Elizabeth aveva sorriso ancora di più e l'aveva cautamente avvicinato a sé con un braccio, attenta a non lasciarlo cadere – gli aveva baciato una spalla e gli aveva sussurrato il suo nome.
«Stefan. Lui è Stefan.»

 

«Guardami.» la voce di Elena non trema, il respiro non si spezza – quando si arrende e si lascia plasmare come creta umida dalle sue mani, sollevando lo sguardo (iridi marine bagnate liquefatte), Damon nota che la sua anima sembra sana e scopre che anche se ora davvero è un uomo la paura è forse più forte di quanto è mai stata (più profonda radicata angosciante di quando era legato ad un lettino e la luce gli feriva gli occhi – più di quanto lo era stata mentre osservava una porta chiusa e ascoltava la tosse di sua madre, e anche di quando aveva visto una bara coperta sparire nella terra, mentre sedeva accanto ad una donna dall'accento francese e teneva una manina dalle dita sottili nella sua).

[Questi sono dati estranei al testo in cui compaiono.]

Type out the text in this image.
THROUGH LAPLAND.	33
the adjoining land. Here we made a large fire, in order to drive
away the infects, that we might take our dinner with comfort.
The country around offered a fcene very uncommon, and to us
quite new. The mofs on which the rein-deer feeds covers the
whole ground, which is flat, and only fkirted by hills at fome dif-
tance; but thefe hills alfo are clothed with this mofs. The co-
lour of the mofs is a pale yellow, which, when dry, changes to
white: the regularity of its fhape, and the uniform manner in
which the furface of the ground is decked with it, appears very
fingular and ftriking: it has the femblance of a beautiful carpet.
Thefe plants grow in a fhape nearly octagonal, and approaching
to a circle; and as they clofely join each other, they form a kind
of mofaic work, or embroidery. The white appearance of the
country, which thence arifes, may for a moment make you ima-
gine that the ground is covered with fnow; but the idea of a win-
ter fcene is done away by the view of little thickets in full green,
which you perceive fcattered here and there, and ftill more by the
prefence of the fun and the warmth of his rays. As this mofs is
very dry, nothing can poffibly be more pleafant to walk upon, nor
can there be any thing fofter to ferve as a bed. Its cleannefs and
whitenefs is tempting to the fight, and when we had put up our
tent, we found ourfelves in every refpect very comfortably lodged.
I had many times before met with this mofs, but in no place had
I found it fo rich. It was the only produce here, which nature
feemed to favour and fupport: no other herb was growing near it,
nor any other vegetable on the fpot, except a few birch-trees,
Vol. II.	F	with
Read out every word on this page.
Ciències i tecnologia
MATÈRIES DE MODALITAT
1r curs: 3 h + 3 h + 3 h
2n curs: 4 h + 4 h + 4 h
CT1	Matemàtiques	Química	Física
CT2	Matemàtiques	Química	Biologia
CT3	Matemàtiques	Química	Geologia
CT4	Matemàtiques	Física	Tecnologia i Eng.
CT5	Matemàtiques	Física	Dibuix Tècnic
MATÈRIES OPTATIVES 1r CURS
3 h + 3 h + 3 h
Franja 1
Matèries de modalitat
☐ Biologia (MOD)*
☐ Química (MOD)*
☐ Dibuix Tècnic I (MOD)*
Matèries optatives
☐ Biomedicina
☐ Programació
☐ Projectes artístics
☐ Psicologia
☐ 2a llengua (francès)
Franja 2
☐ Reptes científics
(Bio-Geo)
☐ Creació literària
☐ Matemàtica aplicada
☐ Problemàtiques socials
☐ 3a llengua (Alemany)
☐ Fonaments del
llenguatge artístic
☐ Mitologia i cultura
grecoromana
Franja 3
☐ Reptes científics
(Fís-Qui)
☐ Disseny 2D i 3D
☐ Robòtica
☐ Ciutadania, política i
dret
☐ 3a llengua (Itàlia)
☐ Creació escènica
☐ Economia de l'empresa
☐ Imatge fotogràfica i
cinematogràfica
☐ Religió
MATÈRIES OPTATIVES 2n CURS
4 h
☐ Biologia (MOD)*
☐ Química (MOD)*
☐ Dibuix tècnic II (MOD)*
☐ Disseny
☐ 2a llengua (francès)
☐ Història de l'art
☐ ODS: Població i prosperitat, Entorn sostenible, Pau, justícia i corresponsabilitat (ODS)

«Guardami.» lo ripete – anche se è inutile perché lo sta già facendo, già la sta guardando – ed è più dolce (e anche se gli occhi sono lucidi la sente in tensione – non permette a se stessa di far scendere una lacrima e in una qualche parte della sua mente spezzata Damon è consapevole del fatto che sta cercando di essere forte anche per lui).

E il cuore sanguina anche da fermo – anche se non è nulla più che un muscolo gelido si crepa, e fa male (se potesse non soffrirebbe più – se potesse farlo, quel dolore sarebbe già sparito, lontano, qualcosa che non gli apparterebbe nemmeno. Se solo potesse – se non ci fosse lei).

Ma Elena è lì – Elena che si impedisce di piangere, Elena che gli stringe il viso per obbligarlo a rimanere immobile, a respirare, a lasciar passare la prima ondata di rifiuto (Elena che quando sente il pianto bloccarglisi in gola lo lascia andare – Elena che scompare in un battito di ciglia e lascia che gridi, che frantumi i ricordi, che distrugga quel che può essere distrutto perché tutta quella rabbia, tutta quella sofferenza da qualche parte devono uscire oppure impazzirà).

 

Lo aveva tenuto in braccio – l'aveva preso in collo persino prima di quanto avesse fatto suo padre, ed era stato strano sentire fra le braccia il peso quasi esagerato, rispetto ad un corpicino così piccolo, e studiarlo mentre scivolava nel sonno (aveva provato, quasi impaurito, a porgergli un dito – lui l'aveva stretto come si stringe un salvagente in mezzo all'acqua, aveva sbadigliato e si era addormentato così; e come puoi spiegarla la tenerezza, l'incredulità, l'amore?).

 

Ricorda che aveva sorriso e aveva pensato che la loro vita sarebbe stata perfetta – e ora quello stesso bambino è morto a causa sua. Bella famiglia gli è rimasta, bel fratello, uno che non è neppure riuscito a preservare una vita che avrebbe dovuto essere eterna – ed è la prima volta in quasi due secoli che rimpiange di non essere morto davvero, quella notte che odorava di fumo e di fuoco e di polvere da sparo.

Si lascia cadere a terra e non ha più la forza nemmeno di respirare – getta il capo all'indietro e le lacrime continuano a scendere e a che serve darsi la pena di asciugarle, se non può fermarle (e solo Dio sa quanto vorrebbe poterlo fare – perché odia sapere di poter ridursi così, nonostante tutto ancora detesta la possibilità che ci siano persone in grado di farlo soffrire così)?

A che serve rimanere ancora, ostinarsi ancora a cercare di salvare il mondo?
A cosa serve?

 

Quando Elena torna lo trova seduto nel mezzo di un salone devastato – non c'è più nulla d'intero (ed è quasi ironico come pare non esserci anche in ogni angolo di lui), nulla di salvabile.

Elena torna e si vede che ha pianto – Elena torna e lo sa che nemmeno il tempo è abbastanza per guarire certe ferite (ferite che non diventano mai neppure cicatrici – sanguinano sempre, ad ogni pretesto, ogni ora minuto secondo).
Elena torna e la prima cosa che gli dice non è mi dispiace, non è – non è andrà tutto bene (perché lo sa che non andrà tutto bene – mai più)

Elena torna e la prima cosa che gli dice è l'unica realtà che è in grado di accettare.
«Troveremo un modo – tornerà, Damon.»